10
Cuando fue descubierta la fuga de los reos, el corregidor mandó a sus alguaciles a inspeccionar todos los rincones de Amecameca y pueblos circunvecinos en busca de los cómplices que habían abierto las rejas. La pesquisa no dio resultados y toda la responsabilidad recayó en Melitón, el celador sorprendido en estado de ebriedad, que fue castigado con doscientos azotes.
Fray Juan de Cárcamo pronunció desde el púlpito una flamígera arenga, donde amenazó con la excomunión ipso facto incurrenda a quien diera refugio a los idólatras demoniacos. Nadie receló de Tlacotzin, a quien libraba de cualquier sospecha su fama de cristiano devoto. Una semana después, el prior ordenó subir todos los ídolos incautados al cerro del Sacromonte, donde celebró una misa en desagravio de la fe, asistido por su pilguanejo. De subida al monte, el sol brillaba en todo su esplendor, pero en el transcurso del oficio divino el cielo se fue encapotando y al terminar la misa, cuando Cárcamo empezó a quebrar los ídolos con un mazo, la niebla era tan espesa que Tlacotzin no veía al prior a dos varas de distancia. Entre los fieles hubo murmullos de asombro, que los frailes intentaron sofocar rezando el Alabado. El alma de Tlacotzin se llenó de alborozo: el desagravio era un rotundo fracaso, pues los dioses aztecas daban una muestra de su poder en el momento justo en que Cárcamo pretendía exterminarlos.

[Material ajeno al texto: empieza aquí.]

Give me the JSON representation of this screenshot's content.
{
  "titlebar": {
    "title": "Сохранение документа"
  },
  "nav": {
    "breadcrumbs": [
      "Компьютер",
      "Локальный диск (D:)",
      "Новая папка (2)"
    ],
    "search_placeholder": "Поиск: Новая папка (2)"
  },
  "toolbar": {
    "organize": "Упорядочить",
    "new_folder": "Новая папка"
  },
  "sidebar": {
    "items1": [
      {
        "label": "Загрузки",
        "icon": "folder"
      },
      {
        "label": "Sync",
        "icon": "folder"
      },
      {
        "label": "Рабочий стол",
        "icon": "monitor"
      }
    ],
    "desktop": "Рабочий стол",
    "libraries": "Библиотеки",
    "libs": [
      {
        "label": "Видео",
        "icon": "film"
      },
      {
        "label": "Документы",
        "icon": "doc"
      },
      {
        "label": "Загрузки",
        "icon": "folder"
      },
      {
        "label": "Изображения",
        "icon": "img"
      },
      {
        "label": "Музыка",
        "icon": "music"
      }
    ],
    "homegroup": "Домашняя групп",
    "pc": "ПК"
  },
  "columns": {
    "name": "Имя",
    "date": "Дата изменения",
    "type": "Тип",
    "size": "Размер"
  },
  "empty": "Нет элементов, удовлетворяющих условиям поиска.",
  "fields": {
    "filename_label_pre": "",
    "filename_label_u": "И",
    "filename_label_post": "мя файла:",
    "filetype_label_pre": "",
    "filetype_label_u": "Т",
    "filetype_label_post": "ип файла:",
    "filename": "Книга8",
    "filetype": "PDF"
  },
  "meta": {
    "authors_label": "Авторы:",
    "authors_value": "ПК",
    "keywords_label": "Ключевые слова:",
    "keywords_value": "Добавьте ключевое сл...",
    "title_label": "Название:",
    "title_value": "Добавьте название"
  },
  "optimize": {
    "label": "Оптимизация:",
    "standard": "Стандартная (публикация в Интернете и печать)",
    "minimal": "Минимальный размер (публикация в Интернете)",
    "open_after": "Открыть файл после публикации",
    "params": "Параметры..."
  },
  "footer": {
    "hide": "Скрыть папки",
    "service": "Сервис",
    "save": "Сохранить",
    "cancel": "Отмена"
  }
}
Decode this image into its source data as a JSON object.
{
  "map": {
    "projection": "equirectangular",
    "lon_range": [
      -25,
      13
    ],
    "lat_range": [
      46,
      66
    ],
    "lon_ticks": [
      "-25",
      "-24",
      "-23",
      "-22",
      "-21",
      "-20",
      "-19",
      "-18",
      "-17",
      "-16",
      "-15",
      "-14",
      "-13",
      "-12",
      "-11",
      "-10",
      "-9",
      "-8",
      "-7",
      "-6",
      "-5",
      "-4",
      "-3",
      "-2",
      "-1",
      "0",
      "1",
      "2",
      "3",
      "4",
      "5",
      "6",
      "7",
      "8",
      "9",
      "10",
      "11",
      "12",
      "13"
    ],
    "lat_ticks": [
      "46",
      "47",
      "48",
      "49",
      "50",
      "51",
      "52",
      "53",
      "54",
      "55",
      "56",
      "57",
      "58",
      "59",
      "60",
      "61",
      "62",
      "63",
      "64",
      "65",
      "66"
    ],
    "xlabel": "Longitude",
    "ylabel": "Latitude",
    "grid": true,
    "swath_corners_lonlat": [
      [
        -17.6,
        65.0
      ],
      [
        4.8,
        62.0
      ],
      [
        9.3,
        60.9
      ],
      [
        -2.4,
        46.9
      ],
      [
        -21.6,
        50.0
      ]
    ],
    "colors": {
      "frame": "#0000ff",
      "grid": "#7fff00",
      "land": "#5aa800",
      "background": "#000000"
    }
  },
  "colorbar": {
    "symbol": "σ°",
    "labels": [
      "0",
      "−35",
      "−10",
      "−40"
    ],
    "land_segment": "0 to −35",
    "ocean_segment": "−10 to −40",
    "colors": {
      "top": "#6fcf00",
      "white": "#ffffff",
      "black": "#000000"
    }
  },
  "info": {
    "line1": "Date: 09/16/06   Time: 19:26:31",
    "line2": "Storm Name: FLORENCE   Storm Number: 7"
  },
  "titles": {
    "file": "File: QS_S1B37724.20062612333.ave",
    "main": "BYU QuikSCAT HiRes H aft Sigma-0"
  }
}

Reafirmado en sus creencias, empezó a adorar en secreto todas las noches la efigie de Huitzilopochtli que guardaba bajo la cama. Señor de la niebla, padre de las cenizas —le imploraba con los ojos anegados en llanto—, dame fuerzas para ser digno de ti, como el bravo Axotécatl. Las palabras agradecidas de Coanacochtli al momento de ser liberada le habían devuelto el orgullo y la dignidad. Estaba absuelto por la muerte de su padre, pero después de realizar ese acto de insumisión, ya no podía tolerar las cadenas de la servidumbre. Si era un guerrero marcado por el signo del jaguar, destinado a grandes hazañas, como decía Coanacochtli, ¿no estaba cometiendo una cobardía al trabajar para Cárcamo? Odiaba por encima de todo la obligación de ponerle la lavativa cada vez que se empachaba en sus banquetes privados. Con la práctica había adquirido destreza para introducir el bitoque, pero su repugnancia no disminuía por efecto de la costumbre, y a veces le perforaba el culo con la saña de un lancero. Lo extraño era que esas violencias parecían reconfortar al prior en vez de lastimarlo, pues nunca se quejaba de ellas, y en cambio solía reprenderlo por andarse con demasiados miramientos.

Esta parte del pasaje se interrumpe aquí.